“The uproar that is occurring now in patents for business models, biotech, and software went on in the 1920s with chemicals, specifically plastics,” Pedersen says. “Some overly broad patents resulted. When something new starts, there isn’t that track record to look back on, and it is easier to get some questionable patents through the office.”
The Bilski ruling will undoubtedly nullify some overly broad patents granted for business methods; patent holders will want to think twice before asserting them in court.
While Bilski addresses the absence of physical transformation in a business model, transforming data could still be eligible for patent protection. For instance, Schutz notes, a computer program that makes a trading decision for derivatives takes the price of stock, runs it past a values theory, compares that with existing prices, and then issues a decision to buy or sell. In this case, stock prices or option values have been transformed, through a software system, into a decision to buy or sell.
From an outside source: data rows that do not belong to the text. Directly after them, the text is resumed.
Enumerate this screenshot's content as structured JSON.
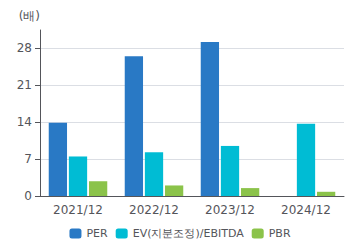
{
  "chart_data": {
    "type": "bar",
    "categories": [
      "2021/12",
      "2022/12",
      "2023/12",
      "2024/12"
    ],
    "series": [
      {
        "name": "PER",
        "color": "#2979c5",
        "values": [
          13.9,
          26.5,
          29.2,
          0
        ]
      },
      {
        "name": "EV(지분조정)/EBITDA",
        "color": "#00bcd4",
        "values": [
          7.5,
          8.3,
          9.5,
          13.7
        ]
      },
      {
        "name": "PBR",
        "color": "#8bc34a",
        "values": [
          2.8,
          2.0,
          1.5,
          0.8
        ]
      }
    ],
    "ylabel": "(배)",
    "ylim": [
      0,
      31.5
    ],
    "yticks": [
      0,
      7,
      14,
      21,
      28
    ],
    "grid": true,
    "legend": "bottom"
  }
}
“Something that had been done by hand, that is now done on computer may be patentable, but it is subject to the attack that it is obvious,” Schutz says. Proposed patents must meet the test for obviousness, meaning the product or process being patented wouldn’t have been obvious to someone with “ordinary skill in the art,” according to the U.S. Supreme Court.
Both attorneys say the Bilski decision has clarified patent law in the comparatively new area of electronic data collection and manipulation, eliminating part of the gray area as to what is literally transformative and what is instead a mental exercise. The court determined that Bilski had a theory, not a product.
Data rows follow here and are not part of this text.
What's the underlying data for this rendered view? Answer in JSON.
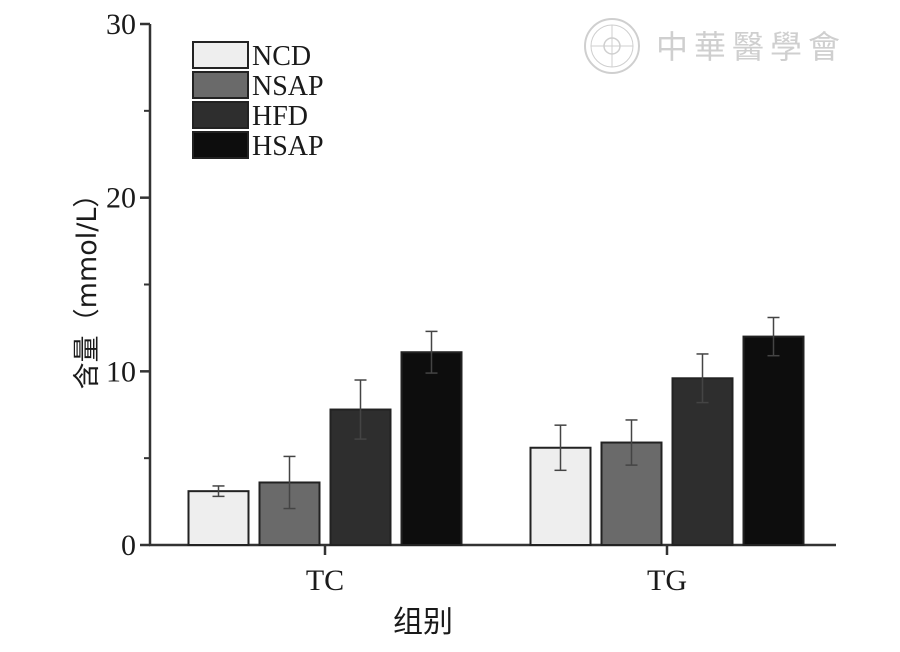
{
  "chart_data": {
    "type": "bar",
    "title": "",
    "xlabel": "组别",
    "ylabel": "含量（mmol/L）",
    "ylim": [
      0,
      30
    ],
    "yticks": [
      0,
      10,
      20,
      30
    ],
    "categories": [
      "TC",
      "TG"
    ],
    "series": [
      {
        "name": "NCD",
        "color": "#eeeeee",
        "values": [
          3.1,
          5.6
        ],
        "errors": [
          0.3,
          1.3
        ]
      },
      {
        "name": "NSAP",
        "color": "#6a6a6a",
        "values": [
          3.6,
          5.9
        ],
        "errors": [
          1.5,
          1.3
        ]
      },
      {
        "name": "HFD",
        "color": "#2e2e2e",
        "values": [
          7.8,
          9.6
        ],
        "errors": [
          1.7,
          1.4
        ]
      },
      {
        "name": "HSAP",
        "color": "#0d0d0d",
        "values": [
          11.1,
          12.0
        ],
        "errors": [
          1.2,
          1.1
        ]
      }
    ],
    "legend_position": "top-left"
  },
  "watermark": {
    "text": "中華醫學會",
    "color": "#cfcfcf"
  }
}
And while Bernard Bilski did not use a computer in his hedging model, the court did briefly address the use of computers in its ruling—a key issue in patentability. Avoiding the issue of the use of personal computers, the court said “a particular machine” or “device” had to be involved to assure patent, Pedersen says. Does the word “particular” mean that personal computers are not specific enough to be included in the patent process?
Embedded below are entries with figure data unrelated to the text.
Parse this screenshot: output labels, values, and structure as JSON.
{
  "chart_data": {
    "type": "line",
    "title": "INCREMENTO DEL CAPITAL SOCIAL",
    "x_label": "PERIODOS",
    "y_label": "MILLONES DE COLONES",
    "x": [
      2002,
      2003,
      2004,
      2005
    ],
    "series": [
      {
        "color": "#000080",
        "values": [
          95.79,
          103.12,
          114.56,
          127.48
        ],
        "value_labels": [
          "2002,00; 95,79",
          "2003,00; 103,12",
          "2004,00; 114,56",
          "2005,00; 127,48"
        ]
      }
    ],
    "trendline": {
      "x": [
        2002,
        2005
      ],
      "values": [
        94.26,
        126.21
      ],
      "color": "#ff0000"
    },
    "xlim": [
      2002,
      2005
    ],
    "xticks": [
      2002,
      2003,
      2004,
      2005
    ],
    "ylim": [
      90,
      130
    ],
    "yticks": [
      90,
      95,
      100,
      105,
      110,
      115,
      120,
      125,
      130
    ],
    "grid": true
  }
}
“That was the ruling the court punted on,” he says. “If a patent is not applicable if used on a general purpose computer, I think that implies a naïve understanding of modern computer technology.” Clarification may be needed on what a “particular” machine or computer includes.
In the meantime, will the number of business-model patent applications drop? “Lawyers . . . are going to make sure that patents pass muster,” Schutz says. “If you start seeing that decrease now, it is the economy, not the Bilski decision.”